Last year, I acquired this metal work cabinet from a family friend who was cleaning out their warehouse. When I saw it, I knew it could be something awesome again, so I snatched it up. It has been sitting in my parent’s attic until I had a place of my own, and now I do!
The First Step: Initial Clean Up
It was DIRTY! I hosed it down with water and mild soap to get off the rust, grime, glue, and who knows what else was on this thing. I had to use a knife blade to get off drips of wax and then had to work on something sticky after that. I even peeled off a “Government Issued” sticker.
Then came the surprise! My dad walked in and noticed that this cabinet also had a pull out tray that could be used as additional work space. He thus became obsessed with trying to get it out, but it was stuck due to a combination of felty stuff and black goo.

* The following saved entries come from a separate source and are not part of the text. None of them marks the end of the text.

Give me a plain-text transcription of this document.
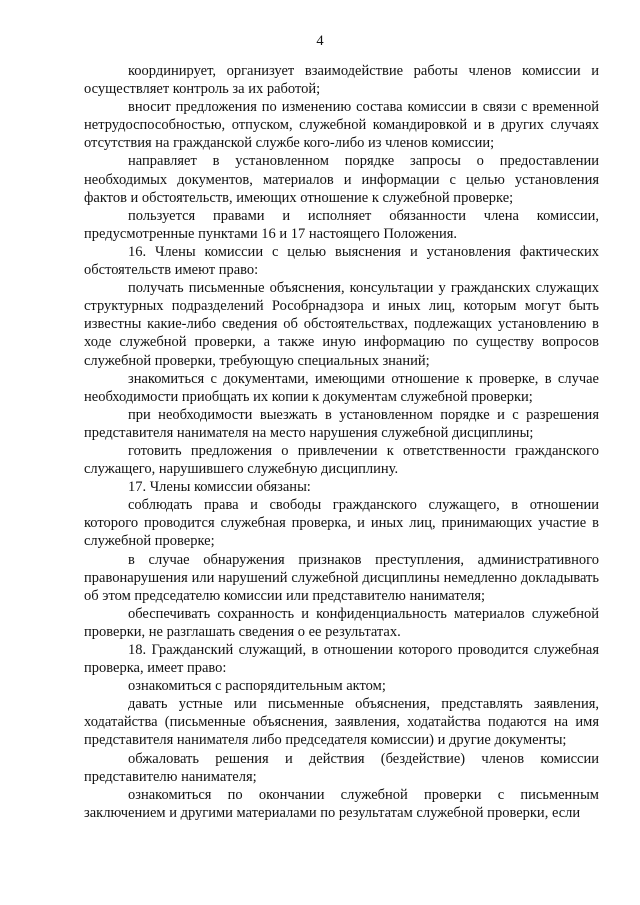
4

координирует, организует взаимодействие работы членов комиссии и осуществляет контроль за их работой;

вносит предложения по изменению состава комиссии в связи с временной нетрудоспособностью, отпуском, служебной командировкой и в других случаях отсутствия на гражданской службе кого-либо из членов комиссии;

направляет в установленном порядке запросы о предоставлении необходимых документов, материалов и информации с целью установления фактов и обстоятельств, имеющих отношение к служебной проверке;

пользуется правами и исполняет обязанности члена комиссии, предусмотренные пунктами 16 и 17 настоящего Положения.

16. Члены комиссии с целью выяснения и установления фактических обстоятельств имеют право:

получать письменные объяснения, консультации у гражданских служащих структурных подразделений Рособрнадзора и иных лиц, которым могут быть известны какие-либо сведения об обстоятельствах, подлежащих установлению в ходе служебной проверки, а также иную информацию по существу вопросов служебной проверки, требующую специальных знаний;

знакомиться с документами, имеющими отношение к проверке, в случае необходимости приобщать их копии к документам служебной проверки;

при необходимости выезжать в установленном порядке и с разрешения представителя нанимателя на место нарушения служебной дисциплины;

готовить предложения о привлечении к ответственности гражданского служащего, нарушившего служебную дисциплину.

17. Члены комиссии обязаны:

соблюдать права и свободы гражданского служащего, в отношении которого проводится служебная проверка, и иных лиц, принимающих участие в служебной проверке;

в случае обнаружения признаков преступления, административного правонарушения или нарушений служебной дисциплины немедленно докладывать об этом председателю комиссии или представителю нанимателя;

обеспечивать сохранность и конфиденциальность материалов служебной проверки, не разглашать сведения о ее результатах.

18. Гражданский служащий, в отношении которого проводится служебная проверка, имеет право:

ознакомиться с распорядительным актом;

давать устные или письменные объяснения, представлять заявления, ходатайства (письменные объяснения, заявления, ходатайства подаются на имя представителя нанимателя либо председателя комиссии) и другие документы;

обжаловать решения и действия (бездействие) членов комиссии представителю нанимателя;

ознакомиться по окончании служебной проверки с письменным заключением и другими материалами по результатам служебной проверки, если
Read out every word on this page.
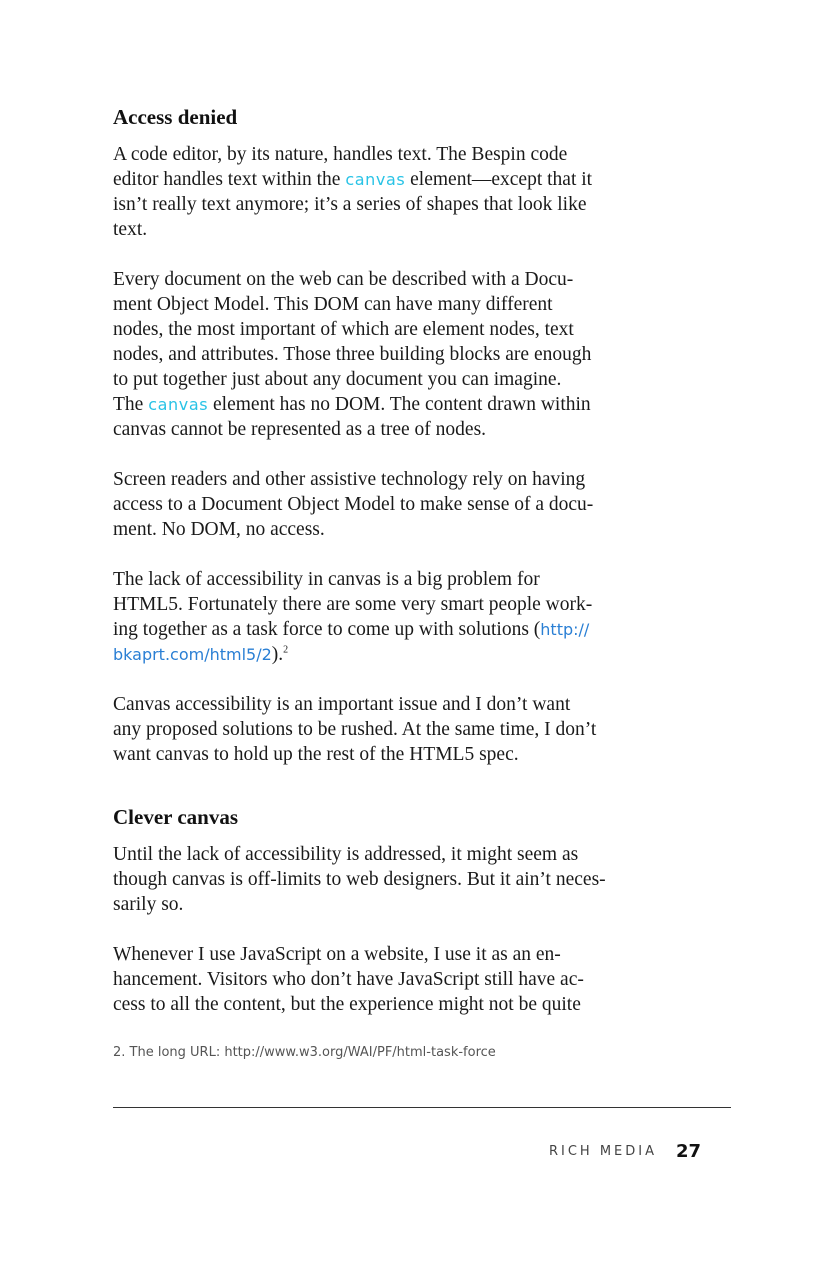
Access denied
A code editor, by its nature, handles text. The Bespin code
editor handles text within the canvas element—except that it
isn’t really text anymore; it’s a series of shapes that look like
text.
Every document on the web can be described with a Docu-
ment Object Model. This DOM can have many different
nodes, the most important of which are element nodes, text
nodes, and attributes. Those three building blocks are enough
to put together just about any document you can imagine.
The canvas element has no DOM. The content drawn within
canvas cannot be represented as a tree of nodes.
Screen readers and other assistive technology rely on having
access to a Document Object Model to make sense of a docu-
ment. No DOM, no access.
The lack of accessibility in canvas is a big problem for
HTML5. Fortunately there are some very smart people work-
ing together as a task force to come up with solutions (http://
bkaprt.com/html5/2).$^2$
Canvas accessibility is an important issue and I don’t want
any proposed solutions to be rushed. At the same time, I don’t
want canvas to hold up the rest of the HTML5 spec.
Clever canvas
Until the lack of accessibility is addressed, it might seem as
though canvas is off-limits to web designers. But it ain’t neces-
sarily so.
Whenever I use JavaScript on a website, I use it as an en-
hancement. Visitors who don’t have JavaScript still have ac-
cess to all the content, but the experience might not be quite

2. The long URL: http://www.w3.org/WAI/PF/html-task-force

RICH MEDIA 27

The Second Step: Even More Cleaning
With the discovery of this new part of the cabinet that needed some extra attention, the cleaning stage got a bit more intense. This involved scraping, using a solvent, and lots of scrubbing to get off.
Third Step: Rust Removal
Since I planned on spray painting, I used some steel wool to go over the rust spots. After they were smoothed, I used a rag to wipe off any access rust.
Fourth Step: Time to Paint!
When I get started on projects, I tend to want to get them done as soon as possible with disregard as to the actual best way to do it. To cut down on spray painting time, I picked a spray paint that had the primer included. I chose RUST-OLEUM Universal Hammered Paint & Primer In One in silver.
The hammered look helps cover the many imperfections that were on the cabinet.
I left plenty of time for the paint to dry before moving the cabinet so I could do the bottom. It was quite rusty under there too! After several days of the painting and drying cycle, it was finished!
Fifth Step: Re-Attach Hardware and Admire Your Work!
The handles were something I originally thought I was going to paint another color, but once I put them back on, I fell in love! They looked fantastic and I would not change them.
All in all this project cost about $16 for two cans of spray paint. The most (wo)man hours went to cleaning and then painting did not take long at all.